Das bedeutet, in einem von 3 Fällen werden wir mit dem technischen Spielplan erfüllen, weil die Coeurs 3-3 stehen und in einem von 3 Fällen erfüllen wir, weil die Coeurs zwar ungünstig stehen, der Gegner aber keinen Trumpf hat. Insofern erfüllen wir in 2 von 3 Fällen mit dem technischen Spielplan.
Ob Sie Ihren Gegnern zutrauen, in mehr als 2 von 3 Fällen einen Fehler zu machen, dass müssen Sie entscheiden. Wenn Sie also auf den technischen Spielplan setzen, dann sprechen Sie Ihrem Gegner damit das Kompliment aus, dass Sie ihm zutrauen, in dieser Situation weniger als in 2 von 3 fällen einen Fehler zu machen.
5.) Was passiert, wenn Süd kein Strafkontra haben sollte?
Nord hat kontriert, weil Nord vermutet, dass Süd ein Strafkontra haben KÖNNTE. Sollte Süd dieses nicht haben, darf Süd natürlich nicht passen. Nord-Süd sollten dann versuchen, einen spielbaren Kontrakt zu finden. Auch hierbei hilft, dass Nord für sein Kontra kurz in Gegners Farbe sein sollte. In den meisten Fällen sollte es Nord Süd dadurch gelingen, einen Alternativen Kontrakt zu finden. Wenn Süd z.B. ein 2er Pik hat, kann Süd 2♠ bieten. Mit einer 5er Unterfarbe kann Süd diese Farbe auf 3er Stufe reizen. Ein besonderes Feature ist es, wenn Süd 2 SA reizt. Dies kann nicht natürlich sein, da Süd mit Stopper in Gegners Farbe und ein paar Punkte schon vorher 2 SA geboten oder jetzt 2♥ x gepasst hätte. Es ist sinnvoll, dass 2 SA Gebot so zu spielen, dass der Partner sich eine Unterfarbe aussuchen soll.

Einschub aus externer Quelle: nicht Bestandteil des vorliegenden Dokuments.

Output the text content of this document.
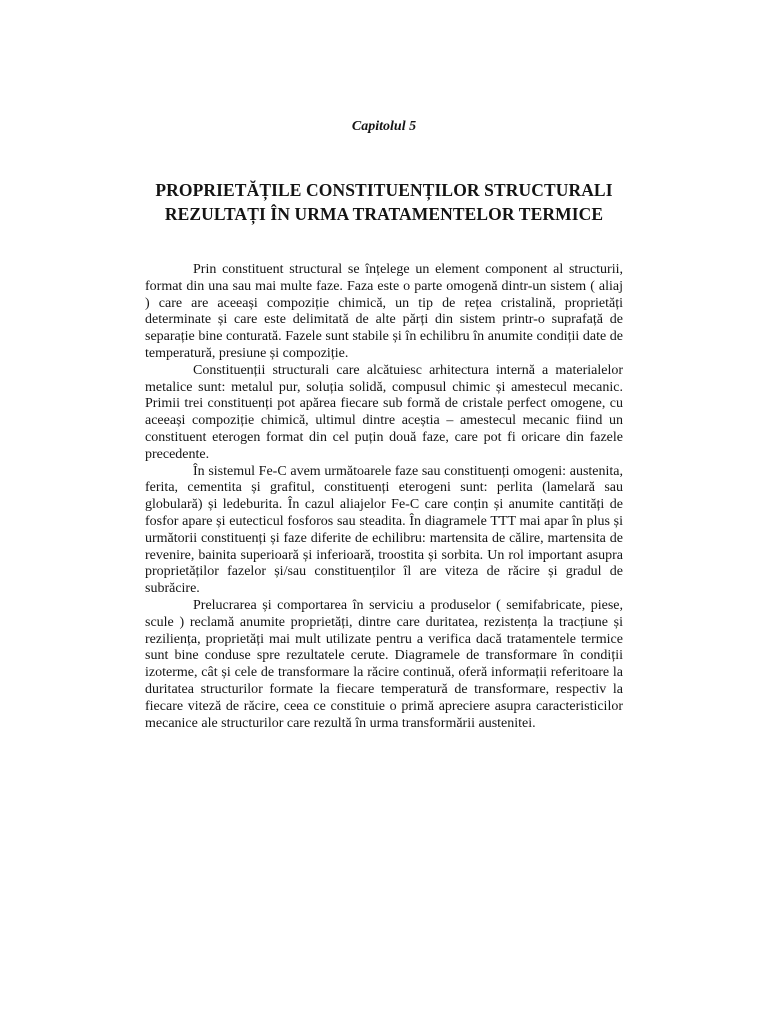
Capitolul 5
PROPRIETĂȚILE CONSTITUENȚILOR STRUCTURALI
REZULTAȚI ÎN URMA TRATAMENTELOR TERMICE

Prin constituent structural se înțelege un element component al structurii, format din una sau mai multe faze. Faza este o parte omogenă dintr-un sistem ( aliaj ) care are aceeași compoziție chimică, un tip de rețea cristalină, proprietăți determinate și care este delimitată de alte părți din sistem printr-o suprafață de separație bine conturată. Fazele sunt stabile și în echilibru în anumite condiții date de temperatură, presiune și compoziție.

Constituenții structurali care alcătuiesc arhitectura internă a materialelor metalice sunt: metalul pur, soluția solidă, compusul chimic și amestecul mecanic. Primii trei constituenți pot apărea fiecare sub formă de cristale perfect omogene, cu aceeași compoziție chimică, ultimul dintre aceștia – amestecul mecanic fiind un constituent eterogen format din cel puțin două faze, care pot fi oricare din fazele precedente.

În sistemul Fe-C avem următoarele faze sau constituenți omogeni: austenita, ferita, cementita și grafitul, constituenți eterogeni sunt: perlita (lamelară sau globulară) și ledeburita. În cazul aliajelor Fe-C care conțin și anumite cantități de fosfor apare și eutecticul fosforos sau steadita. În diagramele TTT mai apar în plus și următorii constituenți și faze diferite de echilibru: martensita de călire, martensita de revenire, bainita superioară și inferioară, troostita și sorbita. Un rol important asupra proprietăților fazelor și/sau constituenților îl are viteza de răcire și gradul de subrăcire.

Prelucrarea și comportarea în serviciu a produselor ( semifabricate, piese, scule ) reclamă anumite proprietăți, dintre care duritatea, rezistența la tracțiune și reziliența, proprietăți mai mult utilizate pentru a verifica dacă tratamentele termice sunt bine conduse spre rezultatele cerute. Diagramele de transformare în condiții izoterme, cât și cele de transformare la răcire continuă, oferă informații referitoare la duritatea structurilor formate la fiecare temperatură de transformare, respectiv la fiecare viteză de răcire, ceea ce constituie o primă apreciere asupra caracteristicilor mecanice ale structurilor care rezultă în urma transformării austenitei.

Durch das 2 SA Gebot von Süd finden Nord-Süd noch den Karofit. Ansonsten hätte Süd raten müssen, ob er lieber ♦ oder ♣ bietet.
6.) Ein Wort (oder auch mehrere Wörter) zu Osts Reizung
Eine Zwischenreizung auf 2er Stufe ist immer ein Risiko, gerade wenn die Gegner wissen, dass man mit einem Strafkontra passen muss und dessen Partner mit Kürze aufkontrieren soll. Aus dem Grund sollte eine Zwischenreizung auf 2er (oder höherer Stufe) nur mit einer guten Farbe gemacht werden. Die Ostfarbe ist für eine Zwischenreizung eindeutig zu schlecht. Dafür hat Ost natürlich Zusatzstärke. Wenn Ost passt, ist es schwierig, die Punktstärke im späteren Verlauf der Reizung noch zu zeigen, wenn es überhaupt zu einem späteren Verlauf der Reizung kommt. In Anbetracht der schlechten Coeurs, der Zusatzstärke und der Piks hinter Nords Reizung ist 1 SA sicherlich eine gute Alternative.
7.) Was wurde an allen Tischen gespielt?
Von 8 Tischen wurde 5x 2♥ gespielt. In zwei der fünf Fälle wartete Süd allerdings vergeblich auf ein Kontra seines Partners. Diese Kontrakte fielen meist dreimal, einmal sogar viermal. Insofern hat sich das Kontra gelohnt.
An den anderen 3 Tischen hat Süd nicht gepasst sondern je einmal 2SA, 3SA und 3♣ gereizt. Alle daraus resultierenden Kontrakte fielen. Das zeigt deutlich: Wenn man so viele Stiche in Gegners Farbe hat, dann ist es doch einfacher, mehr als 5 Stiche in Gegners Kontrakt zu machen, als dass man selber 8, 9 oder noch mehr Stiche in einem eigenen Kontrakt schaffen muss.